Страница:
24 из 329
Я почти видел Миеу — лежит на спинке, все четыре лапки подняты, глаза поддразнивают меня, приглашая поиграть… я снова ощущал мягкое, ласковое прикосновение ее язычка к тыльной стороне руки…
Однако на сей раз мне недолго пришлось переживать горе в одиночестве. В дверь моей хижины нетерпеливо постучали, и один из пастухов сказал, что отец желает меня видеть немедленно.
Меня мгновенно пробрал холод — как будто солнце вдруг исчезло с небосклона. Вот Каликку и сделал то, что собирался. Но медлить я не стал. Я подошел к высокому боевому стягу моего отца, который уже установили на место. Там я вынул из ножен свой нож и положил его на оружейную стойку. Нож моего брата уже лежал там, и темные рубины на его рукояти казались мне каплями пролитой им крови. Там же лежал и кинжал Куры с затейливым бирюзовым узором — она больше всех камней любила бирюзу. Присутствия брата я ожидал, но то, что вызвали Куру… разве что она как член Дома должна выслушать приговор такому преступнику, каким назовут меня.
Я коротко свистнул, в ответ мне послышался более низкий свист моего отца, и я вошел.
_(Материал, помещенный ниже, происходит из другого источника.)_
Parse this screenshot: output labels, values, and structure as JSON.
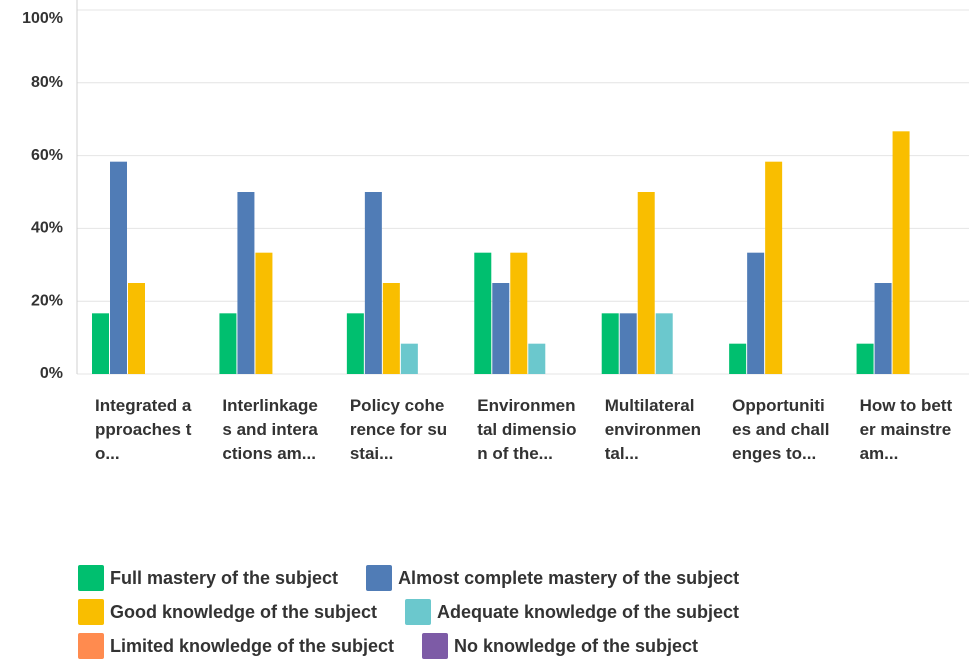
{
  "chart_data": {
    "type": "bar",
    "categories": [
      "Integrated approaches to...",
      "Interlinkages and interactions am...",
      "Policy coherence for sustai...",
      "Environmental dimension of the...",
      "Multilateral environmental...",
      "Opportunities and challenges to...",
      "How to better mainstream..."
    ],
    "series": [
      {
        "name": "Full mastery of the subject",
        "color": "#00bf6f",
        "values": [
          16.67,
          16.67,
          16.67,
          33.33,
          16.67,
          8.33,
          8.33
        ]
      },
      {
        "name": "Almost complete mastery of the subject",
        "color": "#507cb6",
        "values": [
          58.33,
          50,
          50,
          25,
          16.67,
          33.33,
          25
        ]
      },
      {
        "name": "Good knowledge of the subject",
        "color": "#f9be00",
        "values": [
          25,
          33.33,
          25,
          33.33,
          50,
          58.33,
          66.67
        ]
      },
      {
        "name": "Adequate knowledge of the subject",
        "color": "#6bc8cd",
        "values": [
          0,
          0,
          8.33,
          8.33,
          16.67,
          0,
          0
        ]
      },
      {
        "name": "Limited knowledge of the subject",
        "color": "#ff8b4f",
        "values": [
          0,
          0,
          0,
          0,
          0,
          0,
          0
        ]
      },
      {
        "name": "No knowledge of the subject",
        "color": "#7d5ba6",
        "values": [
          0,
          0,
          0,
          0,
          0,
          0,
          0
        ]
      }
    ],
    "ylim": [
      0,
      100
    ],
    "yticks": [
      {
        "value": 0,
        "label": "0%"
      },
      {
        "value": 20,
        "label": "20%"
      },
      {
        "value": 40,
        "label": "40%"
      },
      {
        "value": 60,
        "label": "60%"
      },
      {
        "value": 80,
        "label": "80%"
      },
      {
        "value": 100,
        "label": "100%"
      }
    ],
    "grid": true
  }
}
Он сидел на табурете из костей песчаного кота, что говорило о его охотничьем искусстве, и табурет этот был покрыт, как и пол его комнаты, шкурами этих могучих хищников.
Каликку сидел по правую его руку, сестра — по левую, но я больше внимания уделил лицу отца, поскольку только по нему я мог понять, осужден ли я заранее. Но оно не было мрачно-хмурым, на нем читалась лишь обычная неприязнь, к которой я уже привык за долгие годы.
— Хинккель, наши гости говорили слова, которые мне не понравились. Большинство шепталось за моей спиной, но некоторые и открыто.